WARNING: ThreadSanitizer: data race (pid=1100047)
  Write of size 8 at 0x55786da8fee0 by main thread (mutexes: write M1285):
    #0 LOGGER::init_error_log(unsigned long long) /test/10.5_opt_san/sql/log.cc:1443 (mariadbd+0xf13ac7)
    #1 LOGGER::init_error_log(unsigned long long) /test/10.5_opt_san/sql/log.cc:1432 (mariadbd+0xf13ac7)
    #2 LOGGER::set_handlers(unsigned long long, unsigned long long, unsigned long long) /test/10.5_opt_san/sql/log.cc:1611 (mariadbd+0xf13ac7)
    #3 init_server_components /test/10.5_opt_san/sql/mysqld.cc:5066 (mariadbd+0x7206d7)
    #4 mysqld_main(int, char**) /test/10.5_opt_san/sql/mysqld.cc:5496 (mariadbd+0x725bf4)
    #5 main /test/10.5_opt_san/sql/main.cc:25 (mariadbd+0x6b8455)
 
  Previous read of size 8 at 0x55786da8fee0 by thread T5:
    #0 LOGGER::error_log_print(loglevel, char const*, __va_list_tag*) /test/10.5_opt_san/sql/log.cc:1181 (mariadbd+0xf106b2)
    #1 error_log_print(loglevel, char const*, __va_list_tag*) /test/10.5_opt_san/sql/log.cc:6818 (mariadbd+0xf106b2)
    #2 sql_print_information_v(char const*, __va_list_tag*) /test/10.5_opt_san/sql/log.cc:9167 (mariadbd+0xf106b2)
    #3 sql_print_information(char const*, ...) /test/10.5_opt_san/sql/log.cc:9156 (mariadbd+0xf106b2)
    #4 ib::info::~info() /test/10.5_opt_san/storage/innobase/ut/ut0ut.cc:543 (mariadbd+0x67f3c7)
    #5 buf_load_status /test/10.5_opt_san/storage/innobase/buf/buf0dump.cc:147 (mariadbd+0x68d3d3)
    #6 buf_load /test/10.5_opt_san/storage/innobase/buf/buf0dump.cc:501 (mariadbd+0x15c20b6)
    #7 buf_dump_load_func /test/10.5_opt_san/storage/innobase/buf/buf0dump.cc:758 (mariadbd+0x15c31e1)

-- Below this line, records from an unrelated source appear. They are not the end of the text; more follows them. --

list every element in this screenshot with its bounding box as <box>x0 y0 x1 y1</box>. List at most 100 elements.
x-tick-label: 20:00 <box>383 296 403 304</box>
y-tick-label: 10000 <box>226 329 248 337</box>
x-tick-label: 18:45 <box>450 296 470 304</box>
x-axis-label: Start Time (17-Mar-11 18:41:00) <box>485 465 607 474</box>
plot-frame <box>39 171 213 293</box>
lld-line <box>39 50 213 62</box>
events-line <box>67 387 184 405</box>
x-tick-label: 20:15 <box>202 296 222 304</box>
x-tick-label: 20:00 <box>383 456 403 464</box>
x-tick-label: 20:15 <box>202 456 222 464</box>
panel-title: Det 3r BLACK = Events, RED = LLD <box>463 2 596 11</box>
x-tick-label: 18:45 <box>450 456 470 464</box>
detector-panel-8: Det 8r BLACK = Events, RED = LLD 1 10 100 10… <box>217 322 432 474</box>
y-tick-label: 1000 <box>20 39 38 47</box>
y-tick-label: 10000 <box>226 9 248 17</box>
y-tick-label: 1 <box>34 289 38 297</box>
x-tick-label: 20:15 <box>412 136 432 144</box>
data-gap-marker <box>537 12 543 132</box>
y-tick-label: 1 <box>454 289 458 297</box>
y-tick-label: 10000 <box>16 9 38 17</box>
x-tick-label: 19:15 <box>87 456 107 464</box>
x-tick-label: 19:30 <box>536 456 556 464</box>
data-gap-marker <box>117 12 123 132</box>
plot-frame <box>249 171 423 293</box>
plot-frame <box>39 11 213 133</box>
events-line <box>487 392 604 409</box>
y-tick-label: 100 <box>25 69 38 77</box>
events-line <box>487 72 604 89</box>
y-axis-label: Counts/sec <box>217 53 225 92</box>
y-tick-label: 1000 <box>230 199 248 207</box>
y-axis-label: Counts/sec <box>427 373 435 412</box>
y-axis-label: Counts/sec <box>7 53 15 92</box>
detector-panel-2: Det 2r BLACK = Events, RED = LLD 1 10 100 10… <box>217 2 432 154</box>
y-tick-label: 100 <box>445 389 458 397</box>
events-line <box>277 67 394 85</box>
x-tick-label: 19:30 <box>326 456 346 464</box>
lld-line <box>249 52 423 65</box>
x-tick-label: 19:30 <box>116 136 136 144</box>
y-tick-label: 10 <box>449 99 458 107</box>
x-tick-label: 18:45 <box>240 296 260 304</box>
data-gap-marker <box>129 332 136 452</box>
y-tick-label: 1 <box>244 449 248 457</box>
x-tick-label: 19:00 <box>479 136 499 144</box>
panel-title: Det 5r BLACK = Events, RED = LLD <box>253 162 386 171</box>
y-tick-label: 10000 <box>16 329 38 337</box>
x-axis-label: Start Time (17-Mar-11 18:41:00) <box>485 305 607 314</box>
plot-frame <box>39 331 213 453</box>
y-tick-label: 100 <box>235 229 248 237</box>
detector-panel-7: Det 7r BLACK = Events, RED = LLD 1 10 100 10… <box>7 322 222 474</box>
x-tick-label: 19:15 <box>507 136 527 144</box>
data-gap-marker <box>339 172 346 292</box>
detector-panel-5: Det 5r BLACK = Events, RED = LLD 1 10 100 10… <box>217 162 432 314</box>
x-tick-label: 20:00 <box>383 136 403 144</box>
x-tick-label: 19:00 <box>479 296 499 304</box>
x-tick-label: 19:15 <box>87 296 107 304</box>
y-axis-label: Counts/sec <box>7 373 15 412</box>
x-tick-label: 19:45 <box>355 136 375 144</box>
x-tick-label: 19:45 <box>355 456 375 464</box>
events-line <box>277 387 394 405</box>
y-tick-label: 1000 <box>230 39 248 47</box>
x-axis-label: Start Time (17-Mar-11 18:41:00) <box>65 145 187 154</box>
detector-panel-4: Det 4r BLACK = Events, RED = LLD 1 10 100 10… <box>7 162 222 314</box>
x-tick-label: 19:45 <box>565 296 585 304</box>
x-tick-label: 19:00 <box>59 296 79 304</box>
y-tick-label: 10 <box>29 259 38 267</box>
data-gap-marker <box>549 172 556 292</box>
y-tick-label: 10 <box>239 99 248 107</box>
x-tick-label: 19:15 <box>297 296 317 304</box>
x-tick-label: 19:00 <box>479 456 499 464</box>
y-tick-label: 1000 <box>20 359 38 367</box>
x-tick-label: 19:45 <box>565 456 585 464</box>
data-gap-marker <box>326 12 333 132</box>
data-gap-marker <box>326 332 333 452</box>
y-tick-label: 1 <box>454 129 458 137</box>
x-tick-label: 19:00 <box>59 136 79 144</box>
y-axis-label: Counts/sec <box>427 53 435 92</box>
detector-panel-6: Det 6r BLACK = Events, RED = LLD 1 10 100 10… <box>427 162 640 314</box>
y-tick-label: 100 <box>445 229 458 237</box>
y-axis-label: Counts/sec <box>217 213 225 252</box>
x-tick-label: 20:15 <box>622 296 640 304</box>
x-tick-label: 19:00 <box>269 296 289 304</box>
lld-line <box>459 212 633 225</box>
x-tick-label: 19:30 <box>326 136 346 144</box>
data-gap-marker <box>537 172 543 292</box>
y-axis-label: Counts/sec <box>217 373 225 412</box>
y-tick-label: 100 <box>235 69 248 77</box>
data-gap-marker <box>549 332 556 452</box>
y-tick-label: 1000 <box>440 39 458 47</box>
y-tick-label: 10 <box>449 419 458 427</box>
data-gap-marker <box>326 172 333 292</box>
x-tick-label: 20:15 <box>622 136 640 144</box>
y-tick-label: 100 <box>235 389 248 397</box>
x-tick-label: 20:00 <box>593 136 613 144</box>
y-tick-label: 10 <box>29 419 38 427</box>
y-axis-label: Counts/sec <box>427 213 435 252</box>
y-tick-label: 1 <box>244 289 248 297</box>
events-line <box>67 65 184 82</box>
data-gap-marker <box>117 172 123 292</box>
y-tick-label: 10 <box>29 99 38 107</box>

    #8 tpool::task::execute() /test/10.5_opt_san/tpool/task.cc:52 (mariadbd+0x16f48df)
    #9 tpool::thread_pool_generic::worker_main(tpool::worker_data*) /test/10.5_opt_san/tpool/tpool_generic.cc:546 (mariadbd+0x16f1b54)
    #10 void std::__invoke_impl<void, void (tpool::thread_pool_generic::*)(tpool::worker_data*), tpool::thread_pool_generic*, tpool::worker_data*>(std::__invoke_memfun_deref, void (tpool::thread_pool_generic::*&&)(tpool::worker_data*), tpool::thread_pool_generic*&&, tpool::worker_data*&&) /usr/include/c++/9/bits/invoke.h:73 (mariadbd+0x16f2a47)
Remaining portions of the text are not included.